By the time Deamonte's own aching tooth got any attention, the bacteria from the abscess had spread to his brain, doctors said. After two operations and more than six weeks of hospital care, the Prince George's County boy died, the paper said.

When Deamonte got sick, his mother had not realised that his tooth had been bothering him. Instead, she was focusing on his younger brother, 10-year-old DaShawn, who "complains about his teeth all the time," she said.

It was on January 11 that Deamonte came home from school complaining of a headache. At Southern Maryland Hospital Center, his mother said, he got medicine for a headache, sinusitis and a dental abscess. But the next day, he was much sicker.

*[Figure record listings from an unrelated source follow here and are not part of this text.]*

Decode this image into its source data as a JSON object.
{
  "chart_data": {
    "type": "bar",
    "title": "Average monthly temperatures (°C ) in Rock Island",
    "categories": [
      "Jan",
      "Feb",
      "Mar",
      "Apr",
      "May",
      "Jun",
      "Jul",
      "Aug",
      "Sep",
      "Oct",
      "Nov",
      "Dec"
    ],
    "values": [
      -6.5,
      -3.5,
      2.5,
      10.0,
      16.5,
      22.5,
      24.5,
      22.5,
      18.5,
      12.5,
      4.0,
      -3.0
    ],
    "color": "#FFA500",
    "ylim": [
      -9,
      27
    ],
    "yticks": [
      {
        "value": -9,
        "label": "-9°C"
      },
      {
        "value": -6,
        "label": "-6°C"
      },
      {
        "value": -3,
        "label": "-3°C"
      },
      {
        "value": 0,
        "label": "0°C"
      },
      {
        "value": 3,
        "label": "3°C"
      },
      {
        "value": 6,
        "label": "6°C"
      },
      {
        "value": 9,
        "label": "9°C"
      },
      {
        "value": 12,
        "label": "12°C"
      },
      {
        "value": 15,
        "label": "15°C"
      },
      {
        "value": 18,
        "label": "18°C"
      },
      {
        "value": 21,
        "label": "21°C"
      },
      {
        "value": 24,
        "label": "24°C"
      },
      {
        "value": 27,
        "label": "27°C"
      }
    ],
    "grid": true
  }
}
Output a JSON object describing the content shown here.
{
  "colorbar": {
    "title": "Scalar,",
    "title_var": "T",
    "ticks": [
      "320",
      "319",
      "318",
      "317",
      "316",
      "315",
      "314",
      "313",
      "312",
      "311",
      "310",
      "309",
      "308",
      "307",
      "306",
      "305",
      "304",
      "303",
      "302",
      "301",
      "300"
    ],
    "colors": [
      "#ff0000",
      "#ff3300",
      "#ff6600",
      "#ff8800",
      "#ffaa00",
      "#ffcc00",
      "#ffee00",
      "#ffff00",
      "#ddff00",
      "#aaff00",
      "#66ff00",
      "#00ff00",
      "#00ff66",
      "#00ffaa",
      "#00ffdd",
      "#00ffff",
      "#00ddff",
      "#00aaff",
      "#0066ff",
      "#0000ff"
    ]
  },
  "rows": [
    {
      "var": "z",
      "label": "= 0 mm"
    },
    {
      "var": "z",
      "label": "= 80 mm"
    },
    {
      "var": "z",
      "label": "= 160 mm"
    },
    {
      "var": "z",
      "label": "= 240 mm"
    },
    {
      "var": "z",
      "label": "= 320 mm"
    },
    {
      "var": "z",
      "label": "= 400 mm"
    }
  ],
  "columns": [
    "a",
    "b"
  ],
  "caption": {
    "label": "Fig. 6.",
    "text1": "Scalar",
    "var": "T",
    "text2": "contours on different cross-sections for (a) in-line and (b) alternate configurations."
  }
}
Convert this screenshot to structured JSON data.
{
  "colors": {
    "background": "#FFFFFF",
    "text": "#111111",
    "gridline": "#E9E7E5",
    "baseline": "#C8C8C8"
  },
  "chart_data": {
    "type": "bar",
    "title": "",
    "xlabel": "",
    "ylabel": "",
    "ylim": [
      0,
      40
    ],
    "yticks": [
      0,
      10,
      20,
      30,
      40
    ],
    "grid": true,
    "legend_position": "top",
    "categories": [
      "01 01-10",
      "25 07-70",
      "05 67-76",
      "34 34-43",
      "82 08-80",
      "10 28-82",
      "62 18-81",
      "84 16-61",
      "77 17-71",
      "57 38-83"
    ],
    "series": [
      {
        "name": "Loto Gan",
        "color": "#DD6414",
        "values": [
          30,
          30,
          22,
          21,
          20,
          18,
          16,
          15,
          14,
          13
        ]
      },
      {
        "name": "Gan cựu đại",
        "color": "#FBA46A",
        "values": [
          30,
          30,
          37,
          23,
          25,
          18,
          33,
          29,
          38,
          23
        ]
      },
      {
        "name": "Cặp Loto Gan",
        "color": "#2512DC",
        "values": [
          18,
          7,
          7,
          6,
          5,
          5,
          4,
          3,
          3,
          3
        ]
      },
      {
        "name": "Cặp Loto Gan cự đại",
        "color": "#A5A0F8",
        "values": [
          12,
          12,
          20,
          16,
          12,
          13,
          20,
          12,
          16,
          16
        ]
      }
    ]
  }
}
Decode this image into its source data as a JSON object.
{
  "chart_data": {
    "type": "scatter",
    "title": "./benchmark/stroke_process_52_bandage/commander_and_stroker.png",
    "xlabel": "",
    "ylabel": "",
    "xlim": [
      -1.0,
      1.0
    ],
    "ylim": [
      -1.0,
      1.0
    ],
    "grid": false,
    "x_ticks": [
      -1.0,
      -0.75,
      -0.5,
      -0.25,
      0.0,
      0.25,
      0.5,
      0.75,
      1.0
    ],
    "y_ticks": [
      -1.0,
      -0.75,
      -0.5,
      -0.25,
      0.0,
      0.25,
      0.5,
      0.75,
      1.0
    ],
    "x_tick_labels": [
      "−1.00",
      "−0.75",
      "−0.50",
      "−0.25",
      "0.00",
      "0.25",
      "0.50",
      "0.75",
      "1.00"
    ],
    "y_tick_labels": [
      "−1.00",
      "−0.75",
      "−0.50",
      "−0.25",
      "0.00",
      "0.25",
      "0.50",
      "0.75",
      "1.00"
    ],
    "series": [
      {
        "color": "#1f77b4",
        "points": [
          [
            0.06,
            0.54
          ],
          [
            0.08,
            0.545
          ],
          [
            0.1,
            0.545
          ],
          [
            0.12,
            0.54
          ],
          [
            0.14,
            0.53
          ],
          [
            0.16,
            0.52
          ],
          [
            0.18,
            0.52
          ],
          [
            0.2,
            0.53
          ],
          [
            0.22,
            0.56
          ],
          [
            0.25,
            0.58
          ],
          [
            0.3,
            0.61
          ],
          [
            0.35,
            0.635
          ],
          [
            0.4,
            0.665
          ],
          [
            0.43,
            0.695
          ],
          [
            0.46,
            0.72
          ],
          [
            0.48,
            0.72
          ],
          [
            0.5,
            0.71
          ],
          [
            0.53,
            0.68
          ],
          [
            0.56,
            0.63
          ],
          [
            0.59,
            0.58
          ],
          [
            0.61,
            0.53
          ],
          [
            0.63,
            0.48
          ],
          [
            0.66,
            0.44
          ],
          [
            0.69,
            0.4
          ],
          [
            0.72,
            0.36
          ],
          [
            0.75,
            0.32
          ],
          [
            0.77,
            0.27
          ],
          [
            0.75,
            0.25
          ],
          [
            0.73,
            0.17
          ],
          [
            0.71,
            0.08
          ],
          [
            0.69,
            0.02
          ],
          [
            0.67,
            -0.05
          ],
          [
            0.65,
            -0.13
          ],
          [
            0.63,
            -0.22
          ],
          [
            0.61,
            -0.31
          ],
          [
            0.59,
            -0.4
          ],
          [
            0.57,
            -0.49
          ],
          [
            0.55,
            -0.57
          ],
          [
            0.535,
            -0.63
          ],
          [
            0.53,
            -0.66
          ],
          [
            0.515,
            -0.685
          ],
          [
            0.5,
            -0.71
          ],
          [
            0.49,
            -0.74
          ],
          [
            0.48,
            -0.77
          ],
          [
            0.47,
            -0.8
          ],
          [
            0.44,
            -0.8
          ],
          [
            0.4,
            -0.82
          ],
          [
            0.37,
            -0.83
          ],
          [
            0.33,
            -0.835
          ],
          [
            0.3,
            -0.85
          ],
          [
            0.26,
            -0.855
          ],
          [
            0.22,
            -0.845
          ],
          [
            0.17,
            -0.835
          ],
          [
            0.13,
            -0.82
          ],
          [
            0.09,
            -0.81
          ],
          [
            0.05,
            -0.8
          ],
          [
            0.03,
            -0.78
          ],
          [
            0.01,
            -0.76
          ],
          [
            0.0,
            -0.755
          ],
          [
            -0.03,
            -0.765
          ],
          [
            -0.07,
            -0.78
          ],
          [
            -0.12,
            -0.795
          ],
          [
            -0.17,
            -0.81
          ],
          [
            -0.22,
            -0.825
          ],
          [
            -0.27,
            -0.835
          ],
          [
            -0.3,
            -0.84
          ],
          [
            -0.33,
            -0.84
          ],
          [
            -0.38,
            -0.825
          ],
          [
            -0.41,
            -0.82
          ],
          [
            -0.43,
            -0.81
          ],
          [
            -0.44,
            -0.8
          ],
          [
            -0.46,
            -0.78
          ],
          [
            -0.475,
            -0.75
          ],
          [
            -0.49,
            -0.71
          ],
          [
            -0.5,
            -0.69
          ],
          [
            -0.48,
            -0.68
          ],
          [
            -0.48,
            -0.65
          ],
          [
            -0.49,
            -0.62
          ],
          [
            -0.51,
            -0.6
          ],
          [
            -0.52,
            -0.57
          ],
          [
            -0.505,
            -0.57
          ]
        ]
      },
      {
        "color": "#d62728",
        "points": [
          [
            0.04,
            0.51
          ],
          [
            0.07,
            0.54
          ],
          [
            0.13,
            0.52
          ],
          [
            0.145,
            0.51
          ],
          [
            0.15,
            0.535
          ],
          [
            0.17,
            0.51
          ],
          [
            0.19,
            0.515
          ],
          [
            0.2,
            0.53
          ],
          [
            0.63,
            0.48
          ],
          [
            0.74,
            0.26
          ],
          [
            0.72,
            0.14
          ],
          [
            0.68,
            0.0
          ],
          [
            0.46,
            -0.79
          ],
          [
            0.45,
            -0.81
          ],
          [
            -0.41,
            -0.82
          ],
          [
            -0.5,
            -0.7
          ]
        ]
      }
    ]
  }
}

Eventually, he was rushed to Children's Hospital, where he underwent emergency brain surgery. He began to have seizures and had a second operation. The problem tooth was extracted, the paper said.

After more than two weeks of care at Children's Hospital, the Clinton seventh-grader began undergoing six weeks of additional medical treatment as well as physical and occupational therapy at another hospital. He seemed to be mending slowly, doing math problems and enjoying visits with his brothers and teachers from his school, the paper said.

On Saturday, their last day together, Deamonte refused to eat but otherwise appeared happy, his mother said. They played cards and watched a show on television, lying together in his hospital bed.

The next morning at about 6, she got another call, this time from the boy's grandmother. Deamonte was unresponsive. She rushed back to the hospital.

"When I got there, my baby was gone," recounted his mother.

She said doctors are still not sure what happened to her son. His death certificate listed two conditions associated with brain infections: "meningoencephalitis" and "subdural empyema.", the paper wrote.